Competition arose in the 1990s through plug-compatible manufacturers, but they didn’t last long. In this decade, IBM has seen its dominance in the mainframe space grow, with the systems continuing to hold huge amounts of legacy data that either can’t be migrated to non-mainframe systems or are too expensive to migrate. This will continue to be a problem as enterprises look to move to more modern computing models, such as cloud computing.
“Given the huge amount of legacy data that eventually will be accessed via the Web and in public and private clouds, IBM’s attempt to leverage its mainframe monopolies into these markets is critically important,” Black said. “No one company should be able to hold such large swaths of the country’s IT modernization efforts hostage through its exclusionary conduct.”
That conduct includes withholding software licenses and intellectual property from customers who use non-IBM hardware and closely tying its OS and hardware.
It also has targeted competitors that develop emulation technologies that allow mainframe workloads to run on non-mainframe systems. One company, Platform Solutions—which aimed to help mainframe workloads run on non-IBM servers powered by Intel’s Itanium chip—was sued by IBM in 2006 and then countersued. In 2008, IBM bought the company and put the technology on ice.
Another company, Neon, offers means to improve the performance of IBM mainframes, by allowing workloads to run on auxiliary processrs. IBM has done its best to block users from adopting this technology.
T3, which sold non-IBM systems to run mainframe workloads, is another company that’s filed complaints against IBM, with both U.S. and European regulators.
IDC’s Bozman said the evolution of the mainframe over the decades has made emulation software a difficult sell for some. By its nature, emulation software results in slightly poorer performance, and the highly transactional workloads that the mainframes run require the highest performance, she said.
“It’s the combination of the hardware and software [from IBM] that’s optimised to work together, and that’s when you get performance,” Bozman said.
Gordon Haff, an analyst with Illuminata, agreed.
“The mainframe has always been a tightly integrated platform, and IBM would argue that that is one of its strengths,” Haff said.
Over the past few years, IBM officials also have worked to open up the mainframes to other workloads, such as Java and Linux, and have rolled out systems aimed at midsized enterprises.

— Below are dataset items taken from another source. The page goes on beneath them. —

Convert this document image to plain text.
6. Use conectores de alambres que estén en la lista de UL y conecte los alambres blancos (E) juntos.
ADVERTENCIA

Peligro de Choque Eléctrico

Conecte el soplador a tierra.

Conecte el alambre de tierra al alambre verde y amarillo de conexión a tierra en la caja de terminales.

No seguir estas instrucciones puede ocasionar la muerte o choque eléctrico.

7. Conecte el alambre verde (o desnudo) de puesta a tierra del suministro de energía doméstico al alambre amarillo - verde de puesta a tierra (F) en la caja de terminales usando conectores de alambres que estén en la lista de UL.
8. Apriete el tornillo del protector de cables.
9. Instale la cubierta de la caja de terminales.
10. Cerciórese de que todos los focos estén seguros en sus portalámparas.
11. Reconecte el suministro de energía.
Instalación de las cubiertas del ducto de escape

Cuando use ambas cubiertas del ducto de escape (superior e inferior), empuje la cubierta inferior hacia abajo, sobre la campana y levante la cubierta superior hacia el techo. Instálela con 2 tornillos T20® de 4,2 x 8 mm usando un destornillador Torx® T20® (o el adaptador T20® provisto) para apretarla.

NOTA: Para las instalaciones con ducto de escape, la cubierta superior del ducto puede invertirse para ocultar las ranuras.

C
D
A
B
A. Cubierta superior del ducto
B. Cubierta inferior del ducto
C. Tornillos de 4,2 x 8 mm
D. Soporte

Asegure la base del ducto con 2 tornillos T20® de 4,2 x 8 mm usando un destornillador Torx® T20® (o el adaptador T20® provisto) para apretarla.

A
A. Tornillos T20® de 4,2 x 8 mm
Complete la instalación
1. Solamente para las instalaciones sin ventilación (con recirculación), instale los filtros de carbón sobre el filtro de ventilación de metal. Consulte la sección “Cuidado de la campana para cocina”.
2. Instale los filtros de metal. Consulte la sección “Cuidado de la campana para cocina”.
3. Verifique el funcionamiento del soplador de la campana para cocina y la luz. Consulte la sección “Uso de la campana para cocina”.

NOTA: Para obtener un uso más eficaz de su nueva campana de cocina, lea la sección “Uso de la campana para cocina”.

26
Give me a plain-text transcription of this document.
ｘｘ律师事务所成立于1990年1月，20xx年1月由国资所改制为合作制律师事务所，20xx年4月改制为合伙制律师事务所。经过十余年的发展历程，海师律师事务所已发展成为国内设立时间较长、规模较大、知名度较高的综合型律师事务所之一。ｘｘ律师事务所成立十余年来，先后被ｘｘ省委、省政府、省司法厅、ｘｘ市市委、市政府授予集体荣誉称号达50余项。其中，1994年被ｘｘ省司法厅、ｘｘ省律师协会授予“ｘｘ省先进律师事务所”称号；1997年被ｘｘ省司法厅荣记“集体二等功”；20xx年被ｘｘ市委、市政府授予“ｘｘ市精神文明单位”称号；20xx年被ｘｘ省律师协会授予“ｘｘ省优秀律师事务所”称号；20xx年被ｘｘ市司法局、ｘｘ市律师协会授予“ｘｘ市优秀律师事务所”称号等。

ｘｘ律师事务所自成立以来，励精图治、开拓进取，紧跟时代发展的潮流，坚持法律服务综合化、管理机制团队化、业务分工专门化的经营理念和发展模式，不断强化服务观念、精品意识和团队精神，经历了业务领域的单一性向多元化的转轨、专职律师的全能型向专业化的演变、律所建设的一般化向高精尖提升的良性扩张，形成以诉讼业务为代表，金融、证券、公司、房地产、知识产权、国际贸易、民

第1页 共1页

“Ironically, the mainframe is a more open platform now than it was back in the day,” she said.
However, the CCIA’s Black said that since 2001, prices for mainframes running legacy workloads have dropped only 13 percent per year, compared with 40 percent annually for other servers.
The business has been good for IBM. According to IDC, factory revenue for IBM System z mainframes was $5.3 billion, or nearly 10 percent of worldwide factory revenue of $53.3 billion. In addition, revenue from System z mainframes running IBM’s z/OS was just over $5 billion, or about the same amount as that from Unix high-end servers from Hewlett-Packard, Sun Microsystems, IBM and others.
Black is hoping regulators will see that much of IBM’s mainframe wealth comes from anti-competitive behavior. However, that won’t be easy, according to Illuminata’s Haff. Antitrust suits are difficult to prove, he said, including whether you can prove a company has a monopoly in a particular market.
“What determines a monopoly?” he said. “Is it only the mainframe [market at issue], or is it the large computer systems makers, or is it the mainframe market in the United States, or globally?”
In a case like this, there also isn’t a lot of precedence, Haff said.
“There is no flat-out law that says, if you are a computer maker, you must license your software to other hardware makers,” he said.